The fact that his ex-spouse Elizabeth Taylor is photographed everywhere hand-in-hand with Henry Wynberg, her latest gentleman-in-waiting, notwithstanding, Richard Burton stoutly maintains from his London hotel: “We are flesh of one flesh, bone of one bone. It is a temporary aberration. You know, I don’t know why we got divorced because it’s going on exactly the same as before.” According to Burton, he has rearranged his schedule in order to be in Leningrad where Liz will be shooting her next film and in time for the two of them to reunite for the Christmas and New Year’s holiday.

Aides Decamped

Like a dutiful class secretary, one former Nixon aide makes a point of keeping up with the old Summer of ’72 crowd.

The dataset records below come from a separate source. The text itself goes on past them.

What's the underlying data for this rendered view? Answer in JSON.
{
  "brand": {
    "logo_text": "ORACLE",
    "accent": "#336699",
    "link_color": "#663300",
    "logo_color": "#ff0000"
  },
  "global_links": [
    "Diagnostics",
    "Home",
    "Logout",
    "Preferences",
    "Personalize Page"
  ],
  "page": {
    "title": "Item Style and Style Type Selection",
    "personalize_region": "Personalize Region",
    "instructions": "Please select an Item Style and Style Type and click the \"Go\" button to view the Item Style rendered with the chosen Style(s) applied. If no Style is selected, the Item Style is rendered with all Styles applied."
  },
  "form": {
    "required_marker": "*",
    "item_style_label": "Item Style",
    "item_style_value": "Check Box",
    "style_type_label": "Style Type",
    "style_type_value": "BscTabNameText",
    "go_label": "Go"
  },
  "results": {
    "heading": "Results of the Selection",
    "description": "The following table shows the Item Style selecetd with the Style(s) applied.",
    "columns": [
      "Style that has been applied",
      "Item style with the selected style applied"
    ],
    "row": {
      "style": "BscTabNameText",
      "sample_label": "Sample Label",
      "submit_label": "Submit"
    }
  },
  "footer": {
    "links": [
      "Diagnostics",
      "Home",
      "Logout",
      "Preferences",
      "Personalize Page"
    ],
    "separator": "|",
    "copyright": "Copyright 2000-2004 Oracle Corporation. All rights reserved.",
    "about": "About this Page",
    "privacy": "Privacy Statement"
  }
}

Dwight Chapin, once Nixon’s appointments secretary, lost his job with United Air Lines after he was found guilty of perjury. But while appealing a 10-to-30-month jail sentence he is on the payroll of Chicago insurance mogul W. Clement Stone. John Ehrlichman, Nixon’s No. 2 honcho, is reportedly $350,000 in debt and sinking deeper by the week. But ex-Attorney General John Mitchell is apparently more chipper than intimates expected. “Not much more can happen to you,” he recently cracked, “after you lose your reputation and your wife.”

Ali Oop

He is on 24-hour call to such private patrons as Lauren Bacall, Liza Minnelli, Debbie Reynolds and the Bishop of Southwark, but British astrologer Frederic Davies is now risking his reputation (and accuracy average: 80%) publicly by daring to call the big one. Only trouble is that heavyweight champion George Foreman and ex-champ challenger Muhammad Ali are both Capricorns. But noting that Foreman’s Mars is in Aquarius (suggesting leg problems) and his Saturn is in Virgo(there goes George’s solar plexus), Davies has fearlessly cast a chart on white linen, which has already been sewn inside the lining of the winner’s robe. That, says Davies, is Ali. And if the fight starts precisely on time the evening of Sept. 24 (actually 3 a.m. Sept. 25 in Kinshasa, Zaire), Ali, by Davies’ chart, will finish off Foreman in round six.